Welcome to the latest instalment of 9mm, where a terrific crime storyteller puts their back up against the wall and stares down the barrel of nine questions, giving all of us more of an insight into them and their writing.
I'm very pleased today to welcome to Crime Watch the fabulous Lin Anderson, acclaimed creator of the Rhonda McLeod series and a Queen of Tartan Noir. She also has an interest in film-making, having written award-winning screenplays and a non-fiction book on the making of Braveheart.
Lin was one of the co-founders of the Bloody Scotland crime writing festival held each year in Stirling (one of the most superb literary or arts festivals I've attended - and I've been lucky enough to attend festivals in several countries). So more William Wallace connections there...
But for now, Lin Anderson stares down the barrel of 9mm.
9MM INTERVIEW WITH LIN ANDERSON
Who is your favourite recurring crime fiction hero/detective, and what is it you love about them?
I began with Christie’s Poirot, deserted him for PD James’Adam Dalgleish, fell for Patricia Cornwell’s Kay Scarpetta, then Karin Slaughter’s Dr Sara Linton. More recently Andrea Camilleri’sInspector Montelbano. In between there have been countless others and hopefully more to come. After all, a crime novel is really about the characters, not the crime.
What was the very first book you remember reading and really loving, and why?

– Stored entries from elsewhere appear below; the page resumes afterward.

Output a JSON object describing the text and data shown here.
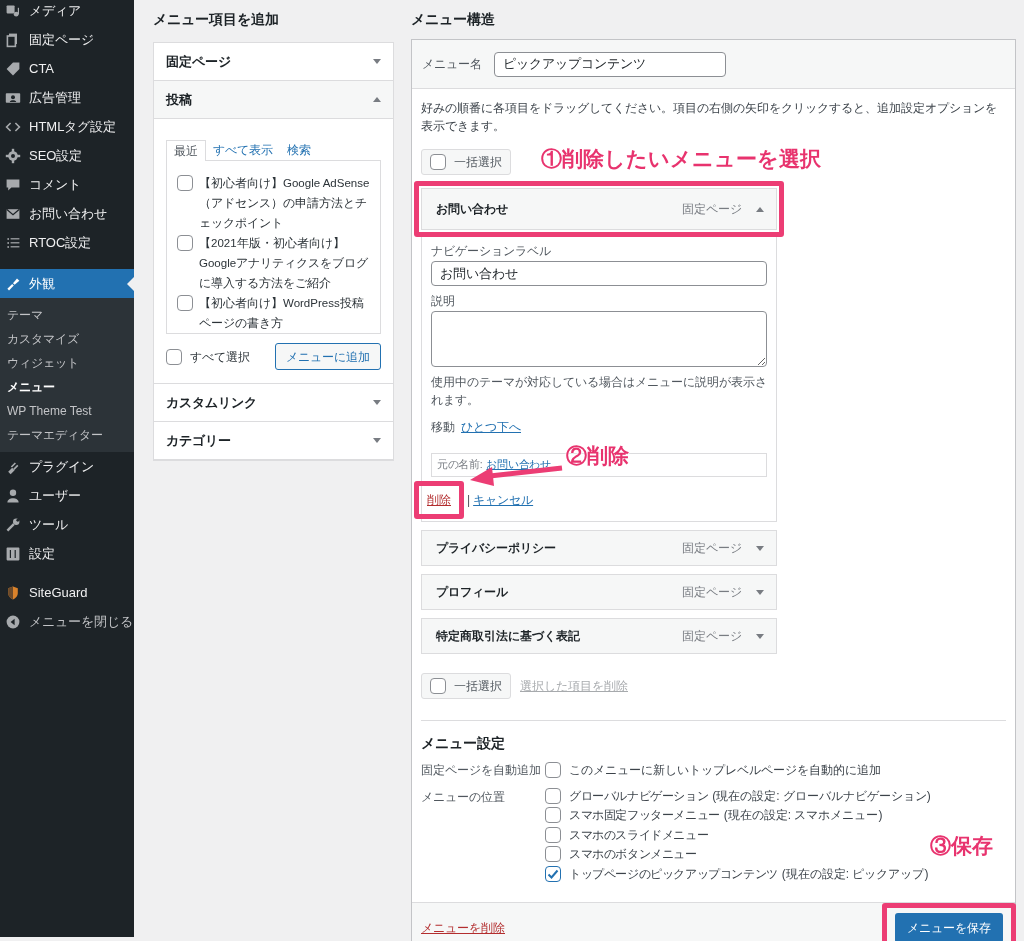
{
  "sidebar": {
    "items": [
      {
        "label": "メディア",
        "selected": false
      },
      {
        "label": "固定ページ",
        "selected": false
      },
      {
        "label": "CTA",
        "selected": false
      },
      {
        "label": "広告管理",
        "selected": false
      },
      {
        "label": "HTMLタグ設定",
        "selected": false
      },
      {
        "label": "SEO設定",
        "selected": false
      },
      {
        "label": "コメント",
        "selected": false
      },
      {
        "label": "お問い合わせ",
        "selected": false
      },
      {
        "label": "RTOC設定",
        "selected": false
      },
      {
        "label": "外観",
        "selected": true,
        "children": [
          {
            "label": "テーマ",
            "selected": false
          },
          {
            "label": "カスタマイズ",
            "selected": false
          },
          {
            "label": "ウィジェット",
            "selected": false
          },
          {
            "label": "メニュー",
            "selected": true
          },
          {
            "label": "WP Theme Test",
            "selected": false
          },
          {
            "label": "テーマエディター",
            "selected": false
          }
        ]
      },
      {
        "label": "プラグイン",
        "selected": false
      },
      {
        "label": "ユーザー",
        "selected": false
      },
      {
        "label": "ツール",
        "selected": false
      },
      {
        "label": "設定",
        "selected": false
      },
      {
        "label": "SiteGuard",
        "selected": false
      },
      {
        "label": "メニューを閉じる",
        "selected": false
      }
    ]
  },
  "add_items": {
    "heading": "メニュー項目を追加",
    "sections": [
      {
        "title": "固定ページ",
        "expanded": false
      },
      {
        "title": "投稿",
        "expanded": true,
        "tabs": [
          {
            "label": "最近",
            "selected": true
          },
          {
            "label": "すべて表示",
            "selected": false
          },
          {
            "label": "検索",
            "selected": false
          }
        ],
        "posts": [
          {
            "label": "【初心者向け】Google AdSense（アドセンス）の申請方法とチェックポイント",
            "checked": false
          },
          {
            "label": "【2021年版・初心者向け】Googleアナリティクスをブログに導入する方法をご紹介",
            "checked": false
          },
          {
            "label": "【初心者向け】WordPress投稿ページの書き方",
            "checked": false
          }
        ],
        "select_all": {
          "label": "すべて選択",
          "checked": false
        },
        "add_button": "メニューに追加"
      },
      {
        "title": "カスタムリンク",
        "expanded": false
      },
      {
        "title": "カテゴリー",
        "expanded": false
      }
    ]
  },
  "structure": {
    "heading": "メニュー構造",
    "name_label": "メニュー名",
    "name_value": "ピックアップコンテンツ",
    "instructions": "好みの順番に各項目をドラッグしてください。項目の右側の矢印をクリックすると、追加設定オプションを表示できます。",
    "bulk_select_top": {
      "label": "一括選択",
      "checked": false
    },
    "items": [
      {
        "title": "お問い合わせ",
        "type": "固定ページ",
        "expanded": true,
        "nav_label_caption": "ナビゲーションラベル",
        "nav_label_value": "お問い合わせ",
        "description_caption": "説明",
        "description_help": "使用中のテーマが対応している場合はメニューに説明が表示されます。",
        "move_caption": "移動",
        "move_link": "ひとつ下へ",
        "original_caption": "元の名前:",
        "original_link": "お問い合わせ",
        "remove_link": "削除",
        "separator": "|",
        "cancel_link": "キャンセル"
      },
      {
        "title": "プライバシーポリシー",
        "type": "固定ページ",
        "expanded": false
      },
      {
        "title": "プロフィール",
        "type": "固定ページ",
        "expanded": false
      },
      {
        "title": "特定商取引法に基づく表記",
        "type": "固定ページ",
        "expanded": false
      }
    ],
    "bulk_select_bottom": {
      "label": "一括選択",
      "checked": false
    },
    "delete_selected": {
      "label": "選択した項目を削除",
      "disabled": true
    },
    "settings": {
      "heading": "メニュー設定",
      "auto_add": {
        "caption": "固定ページを自動追加",
        "label": "このメニューに新しいトップレベルページを自動的に追加",
        "checked": false
      },
      "locations_caption": "メニューの位置",
      "locations": [
        {
          "label": "グローバルナビゲーション",
          "note": "(現在の設定: グローバルナビゲーション)",
          "checked": false
        },
        {
          "label": "スマホ固定フッターメニュー",
          "note": "(現在の設定: スマホメニュー)",
          "checked": false
        },
        {
          "label": "スマホのスライドメニュー",
          "checked": false
        },
        {
          "label": "スマホのボタンメニュー",
          "checked": false
        },
        {
          "label": "トップページのピックアップコンテンツ",
          "note": "(現在の設定: ピックアップ)",
          "checked": true
        }
      ]
    },
    "delete_menu_link": "メニューを削除",
    "save_button": "メニューを保存"
  },
  "annotations": [
    {
      "text": "①削除したいメニューを選択"
    },
    {
      "text": "②削除"
    },
    {
      "text": "③保存"
    }
  ]
}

I read countless adventure stories starring the Famous Five. No absolute favourite though. Perhaps the first book that really affected me was To Kill a Mocking Bird by Harper Lee. It was a coming of age story, a crime story, a mystery and a moving tribute to how to be a good person in bad times.

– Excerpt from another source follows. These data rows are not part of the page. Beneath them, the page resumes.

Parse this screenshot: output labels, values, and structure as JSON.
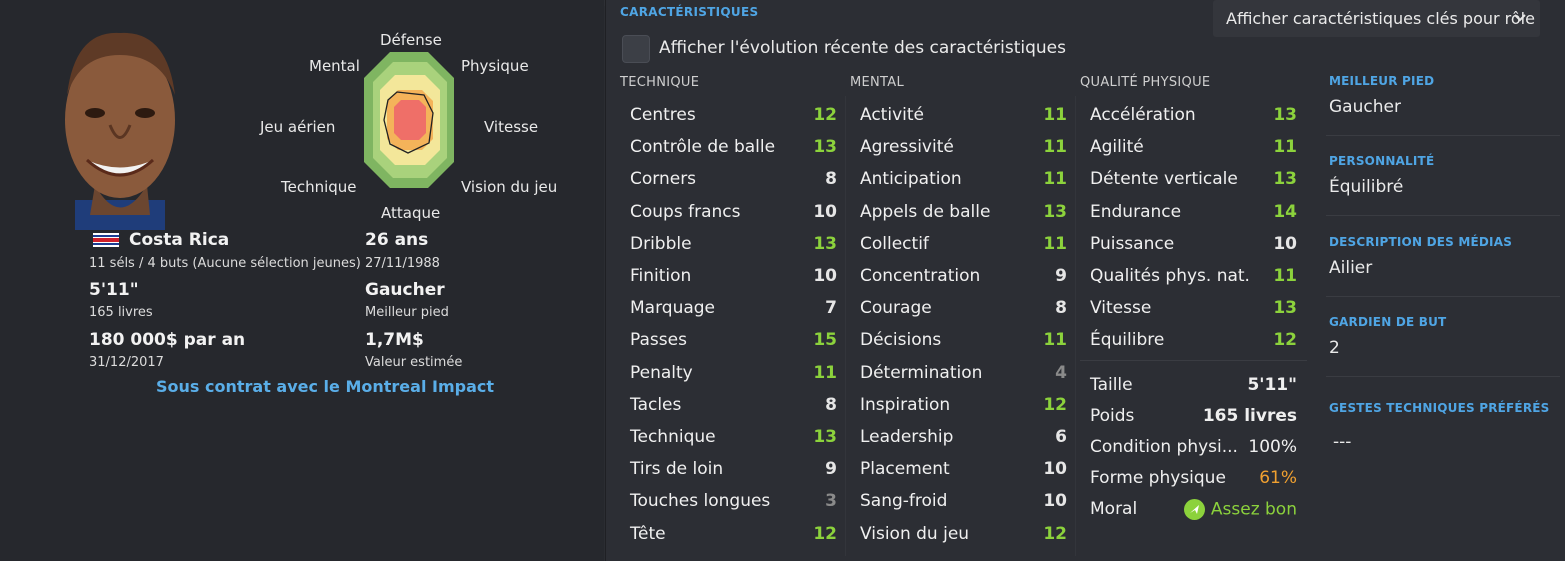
{
  "radar": {
    "labels": {
      "defense": "Défense",
      "physique": "Physique",
      "vitesse": "Vitesse",
      "vision": "Vision du jeu",
      "attaque": "Attaque",
      "technique": "Technique",
      "jeu_aerien": "Jeu aérien",
      "mental": "Mental"
    }
  },
  "player": {
    "nation": "Costa Rica",
    "caps": "11 séls / 4 buts (Aucune sélection jeunes)",
    "age": "26 ans",
    "birthdate": "27/11/1988",
    "height": "5'11\"",
    "weight": "165 livres",
    "foot": "Gaucher",
    "foot_label": "Meilleur pied",
    "wage": "180 000$ par an",
    "contract_end": "31/12/2017",
    "value": "1,7M$",
    "value_label": "Valeur estimée",
    "contract": "Sous contrat avec le Montreal Impact"
  },
  "header": {
    "section_title": "CARACTÉRISTIQUES",
    "dropdown": "Afficher caractéristiques clés pour rôle",
    "checkbox_label": "Afficher l'évolution récente des caractéristiques"
  },
  "columns": {
    "technique": "TECHNIQUE",
    "mental": "MENTAL",
    "physique": "QUALITÉ PHYSIQUE"
  },
  "technique": [
    {
      "name": "Centres",
      "value": "12",
      "color": "#8cd23c"
    },
    {
      "name": "Contrôle de balle",
      "value": "13",
      "color": "#8cd23c"
    },
    {
      "name": "Corners",
      "value": "8",
      "color": "#e6e6e6"
    },
    {
      "name": "Coups francs",
      "value": "10",
      "color": "#e6e6e6"
    },
    {
      "name": "Dribble",
      "value": "13",
      "color": "#8cd23c"
    },
    {
      "name": "Finition",
      "value": "10",
      "color": "#e6e6e6"
    },
    {
      "name": "Marquage",
      "value": "7",
      "color": "#e6e6e6"
    },
    {
      "name": "Passes",
      "value": "15",
      "color": "#8cd23c"
    },
    {
      "name": "Penalty",
      "value": "11",
      "color": "#8cd23c"
    },
    {
      "name": "Tacles",
      "value": "8",
      "color": "#e6e6e6"
    },
    {
      "name": "Technique",
      "value": "13",
      "color": "#8cd23c"
    },
    {
      "name": "Tirs de loin",
      "value": "9",
      "color": "#e6e6e6"
    },
    {
      "name": "Touches longues",
      "value": "3",
      "color": "#8a8a8a"
    },
    {
      "name": "Tête",
      "value": "12",
      "color": "#8cd23c"
    }
  ],
  "mental": [
    {
      "name": "Activité",
      "value": "11",
      "color": "#8cd23c"
    },
    {
      "name": "Agressivité",
      "value": "11",
      "color": "#8cd23c"
    },
    {
      "name": "Anticipation",
      "value": "11",
      "color": "#8cd23c"
    },
    {
      "name": "Appels de balle",
      "value": "13",
      "color": "#8cd23c"
    },
    {
      "name": "Collectif",
      "value": "11",
      "color": "#8cd23c"
    },
    {
      "name": "Concentration",
      "value": "9",
      "color": "#e6e6e6"
    },
    {
      "name": "Courage",
      "value": "8",
      "color": "#e6e6e6"
    },
    {
      "name": "Décisions",
      "value": "11",
      "color": "#8cd23c"
    },
    {
      "name": "Détermination",
      "value": "4",
      "color": "#8a8a8a"
    },
    {
      "name": "Inspiration",
      "value": "12",
      "color": "#8cd23c"
    },
    {
      "name": "Leadership",
      "value": "6",
      "color": "#e6e6e6"
    },
    {
      "name": "Placement",
      "value": "10",
      "color": "#e6e6e6"
    },
    {
      "name": "Sang-froid",
      "value": "10",
      "color": "#e6e6e6"
    },
    {
      "name": "Vision du jeu",
      "value": "12",
      "color": "#8cd23c"
    }
  ],
  "physical": [
    {
      "name": "Accélération",
      "value": "13",
      "color": "#8cd23c"
    },
    {
      "name": "Agilité",
      "value": "11",
      "color": "#8cd23c"
    },
    {
      "name": "Détente verticale",
      "value": "13",
      "color": "#8cd23c"
    },
    {
      "name": "Endurance",
      "value": "14",
      "color": "#8cd23c"
    },
    {
      "name": "Puissance",
      "value": "10",
      "color": "#e6e6e6"
    },
    {
      "name": "Qualités phys. nat.",
      "value": "11",
      "color": "#8cd23c"
    },
    {
      "name": "Vitesse",
      "value": "13",
      "color": "#8cd23c"
    },
    {
      "name": "Équilibre",
      "value": "12",
      "color": "#8cd23c"
    }
  ],
  "physical_info": {
    "taille_label": "Taille",
    "taille": "5'11\"",
    "poids_label": "Poids",
    "poids": "165 livres",
    "condition_label": "Condition physi...",
    "condition": "100%",
    "forme_label": "Forme physique",
    "forme": "61%",
    "moral_label": "Moral",
    "moral": "Assez bon"
  },
  "meta": {
    "meilleur_pied_label": "MEILLEUR PIED",
    "meilleur_pied": "Gaucher",
    "personnalite_label": "PERSONNALITÉ",
    "personnalite": "Équilibré",
    "medias_label": "DESCRIPTION DES MÉDIAS",
    "medias": "Ailier",
    "gardien_label": "GARDIEN DE BUT",
    "gardien": "2",
    "gestes_label": "GESTES TECHNIQUES PRÉFÉRÉS",
    "gestes": "---"
  }
}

Before your debut crime novel, what else had you written (if anything) unpublished manuscripts, short stories, articles?
A collection of short stories set in northern Nigeria, where I lived for five years, which were published in various anthologies and broadcast on BBC Radio 4. A play developed through 7:84 theatre company’s new writing scheme, performed at Ayr Gaiety Theatre. A drama for STV.
Outside of writing, and touring and promotional commitments, what do you really like to do, leisure and activity-wise?
Walk in the woods in my home village of Carrbridge. I like wild swimming – at Dulsie Bridge or Sluggan, both deep river pools nearby.
What is one thing that visitors to your hometown should do, that isn't in the tourist brochures, or perhaps they wouldn’t initially consider?
I spend an equal amount of time between Edinburgh and Carrbridge. If in Edinburgh I love eating at The Three Birds in Bruntsfield – unique and highly recommended. As for Carrbridge – definitely take the river walk over the swing bridge built by Gurkas.
If your life was a movie, which actor could you see playing you?
Dame Helen Mirren or Dame Judi Dench (I can see myself as M)
Of your writings, which is your favourite, and why?
Driftnet, the first in the series featuring forensic expert Dr Rhona MacLeod. Making her a forensic scientist, was the best fun ever, and still is.
What was your initial reaction, and how did you celebrate, when you were first accepted for publication? Or when you first saw your debut story in book form?
Driftnet got me an agent, but I found a publisher for it, Luath Press. By then I’d written three books in the series and they took all three. Ottakers made Driftnet their book of the month and it launched in the party tent at the Edinburgh Book Festival. I was still teaching at the time and all my colleagues came. I was shaking so much I couldn’t sign the books properly and kept forgetting peoples’ names.
What is the strangest or most unusual experience you have had at a book signing, author event, or literary festival?
Drinking prosecco with Alex Gray at a Crime Writers Association conference, where we dreamed up the idea for Bloody Scotland. It doesn’t come stranger than that.
Thank you Lin. We appreciate you taking the time to chat to Crime Watch.